Southwest Airlines warns of first-quarter loss after tech meltdown

Southwest Airlines warns of first-quarter loss after tech meltdown
© Reuters. A Southwest Airlines jetliner departs from Chicago Midway International Airport in Chicago, Illinois, U.S., December 27, 2022. REUTERS/Kamil Krzaczynski

By Kannaki Deka and Rajesh Kumar Singh

(Reuters) -Southwest Airlines Co on Thursday warned of a loss in the current quarter, as passengers shunned the carrier in the immediate aftermath of a tech meltdown that forced it to scrap thousands of flights between Christmas and New Year’s Eve.

The forecast heaps more pain on the largest U.S. domestic carrier, which is facing regulatory scrutiny over its flight scheduling and handling of over 16,700 cancellations that disrupted holiday plans for tens of thousands of passengers.

Southwest, which also reported a loss in the fourth quarter, said it expects a revenue hit of between $300 million and $350 million in the first quarter.

The Dallas-based carrier also expects non-fuel operating costs in the March quarter to be higher than its previous estimate, in part due to extra pay it has offered to workers for dealing with the December meltdown.

“Thus far in January 2023, the company has experienced an increase in flight cancellations and a deceleration in bookings, primarily for January and February 2023,” Southwest said.
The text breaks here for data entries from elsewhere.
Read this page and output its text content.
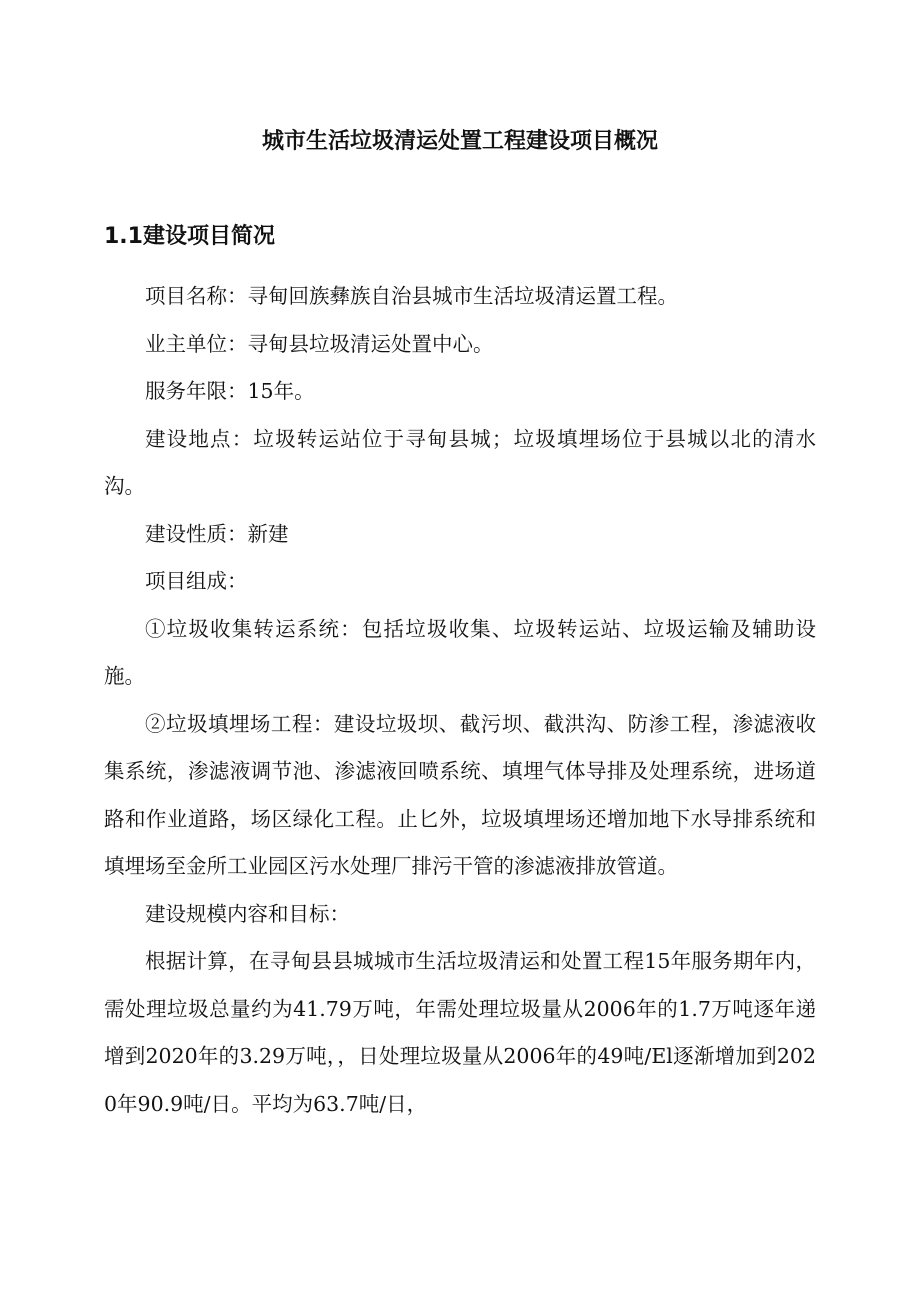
城市生活垃圾清运处置工程建设项目概况
1.1建设项目简况

项目名称：寻甸回族彝族自治县城市生活垃圾清运置工程。

业主单位：寻甸县垃圾清运处置中心。

服务年限：15年。

建设地点：垃圾转运站位于寻甸县城；垃圾填埋场位于县城以北的清水沟。

建设性质：新建

项目组成：

①垃圾收集转运系统：包括垃圾收集、垃圾转运站、垃圾运输及辅助设施。

②垃圾填埋场工程：建设垃圾坝、截污坝、截洪沟、防渗工程，渗滤液收集系统，渗滤液调节池、渗滤液回喷系统、填埋气体导排及处理系统，进场道路和作业道路，场区绿化工程。止匕外，垃圾填埋场还增加地下水导排系统和填埋场至金所工业园区污水处理厂排污干管的渗滤液排放管道。

建设规模内容和目标：

根据计算，在寻甸县县城城市生活垃圾清运和处置工程15年服务期年内，需处理垃圾总量约为41.79万吨，年需处理垃圾量从2006年的1.7万吨逐年递增到2020年的3.29万吨，，日处理垃圾量从2006年的49吨/El逐渐增加到2020年90.9吨/日。平均为63.7吨/日，
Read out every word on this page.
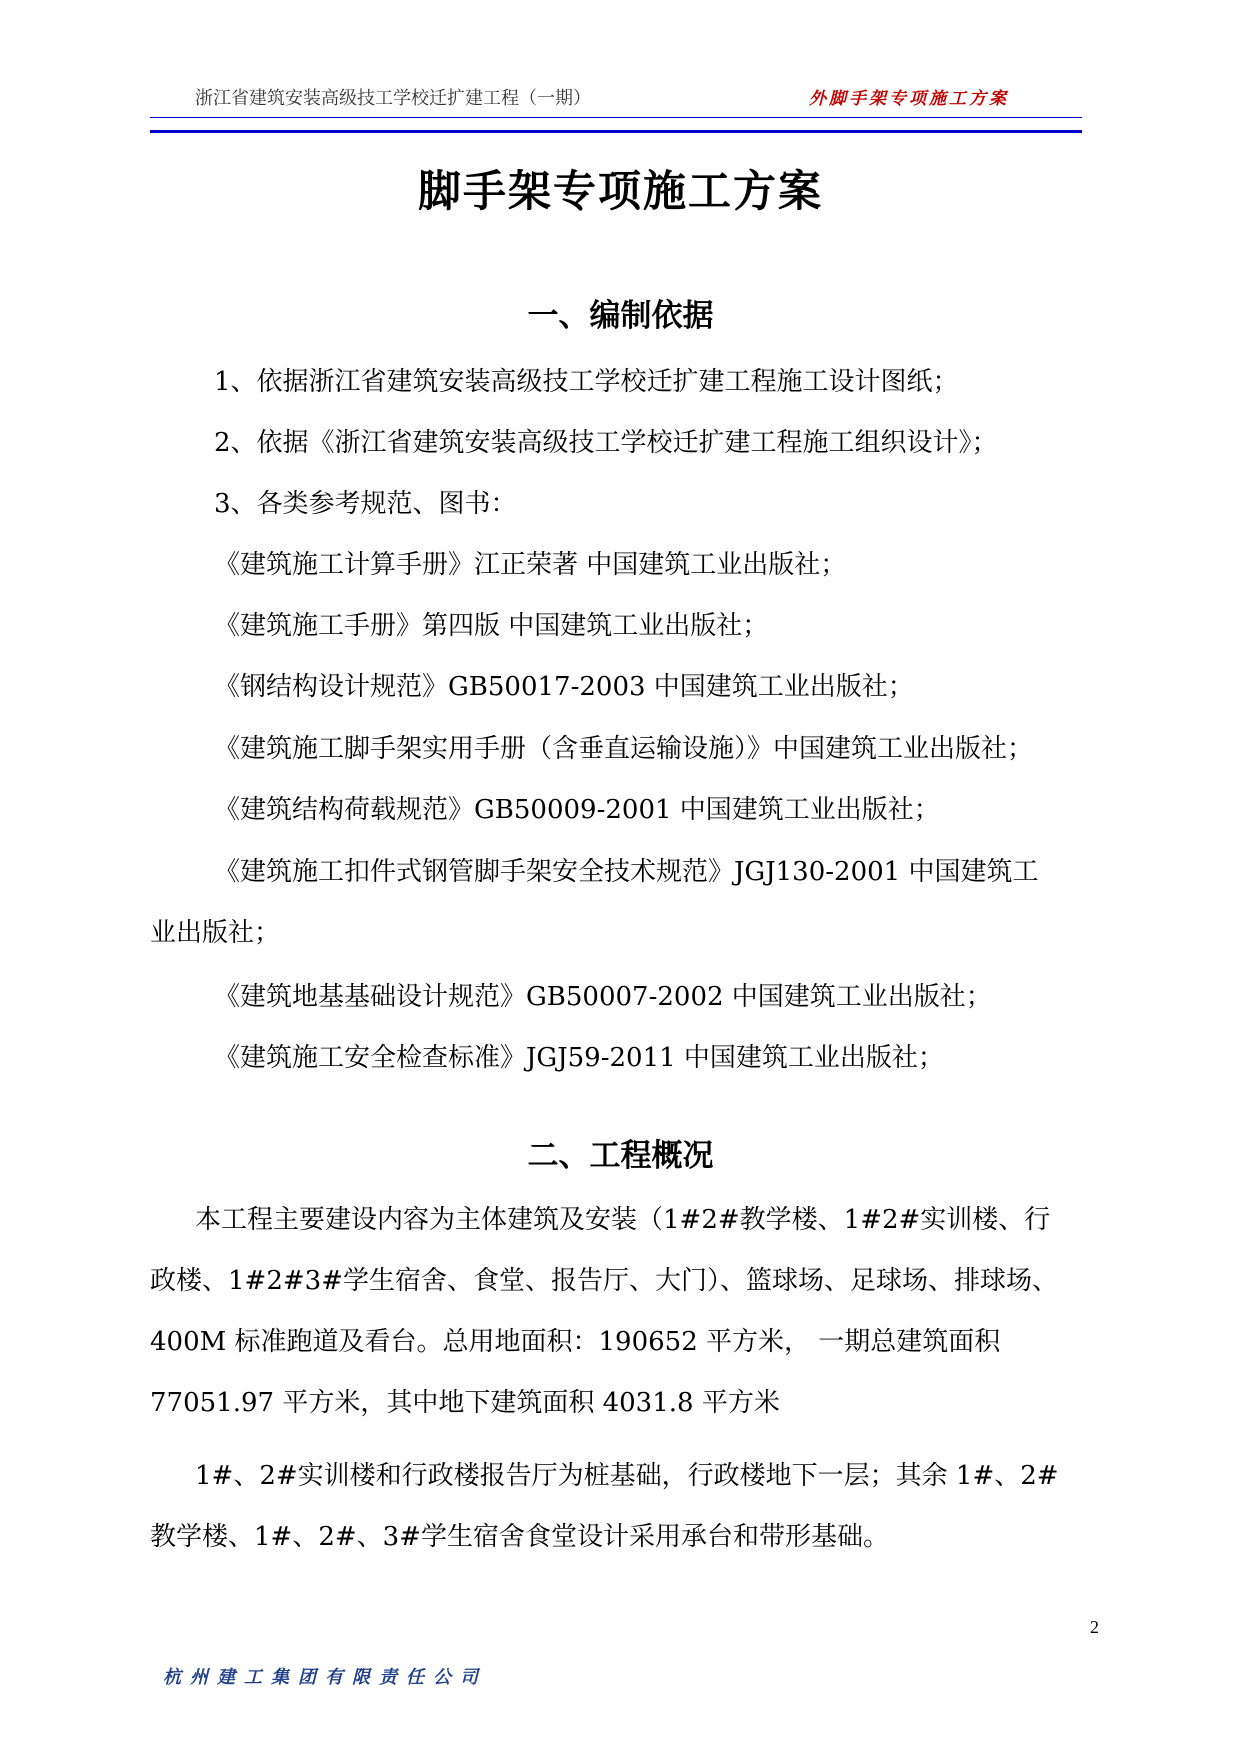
浙江省建筑安装高级技工学校迁扩建工程（一期）	外脚手架专项施工方案
脚手架专项施工方案
一、编制依据
1、依据浙江省建筑安装高级技工学校迁扩建工程施工设计图纸；
2、依据《浙江省建筑安装高级技工学校迁扩建工程施工组织设计》；
3、各类参考规范、图书：
《建筑施工计算手册》江正荣著 中国建筑工业出版社；
《建筑施工手册》第四版 中国建筑工业出版社；
《钢结构设计规范》GB50017-2003 中国建筑工业出版社；
《建筑施工脚手架实用手册（含垂直运输设施）》中国建筑工业出版社；
《建筑结构荷载规范》GB50009-2001 中国建筑工业出版社；
《建筑施工扣件式钢管脚手架安全技术规范》JGJ130-2001 中国建筑工
业出版社；
《建筑地基基础设计规范》GB50007-2002 中国建筑工业出版社；
《建筑施工安全检查标准》JGJ59-2011 中国建筑工业出版社；
二、工程概况
本工程主要建设内容为主体建筑及安装（1#2#教学楼、1#2#实训楼、行
政楼、1#2#3#学生宿舍、食堂、报告厅、大门）、篮球场、足球场、排球场、
400M 标准跑道及看台。总用地面积：190652 平方米， 一期总建筑面积
77051.97 平方米，其中地下建筑面积 4031.8 平方米
1#、2#实训楼和行政楼报告厅为桩基础，行政楼地下一层；其余 1#、2#
教学楼、1#、2#、3#学生宿舍食堂设计采用承台和带形基础。
2
杭州建工集团有限责任公司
But current booking trends for March were encouraging, it added.

The company’s shares were down 2.4% in pre-market trade.

Operating revenue for the first quarter, when travel demand tends to slow after the holiday season, is expected to rise 20% to 24% against a period last year which was hit by the pandemic.

The company’s under-fire chief executive, Bob Jordan, on Thursday again apologized for the mass cancellations, which were attributed to Southwest’s outdated crew scheduling software.

The software buckled under the weight of reassignments that had to be done after severe winter weather left the carrier’s crew stranded all over the country.

Jordan, who took the airline’s helm last February, told Reuters this month that the company was looking at all options to prevent a repeat.

Southwest has hired consultancy Oliver Wyman to investigate the disruption and is working with General Electric (NYSE:GE) to automate its crew scheduling systems in order to make it more reliable.

The company’s board has set up a new Operations Review Committee to oversee management following the systems collapse.

The company is “reexamining the priority of technology and other investments planned in 2023,” Jordan said in a statement.

The meltdown led to an adjusted loss of $226 million in the quarter through December. Southwest said it suffered a revenue hit of $410 million and saw about a $390 million jump in operating expenses last quarter due to the flight cancellations.

For 2023, Southwest has forecast “solid profits” with year-over-year margin expansion.

Capacity is expected to rise 16% to 17% year-over-year in 2023, higher than originally planned, whereas costs excluding fuel are forecast to fall 6% to 8%, compared with an earlier expectation of a decline of 1% to 3%.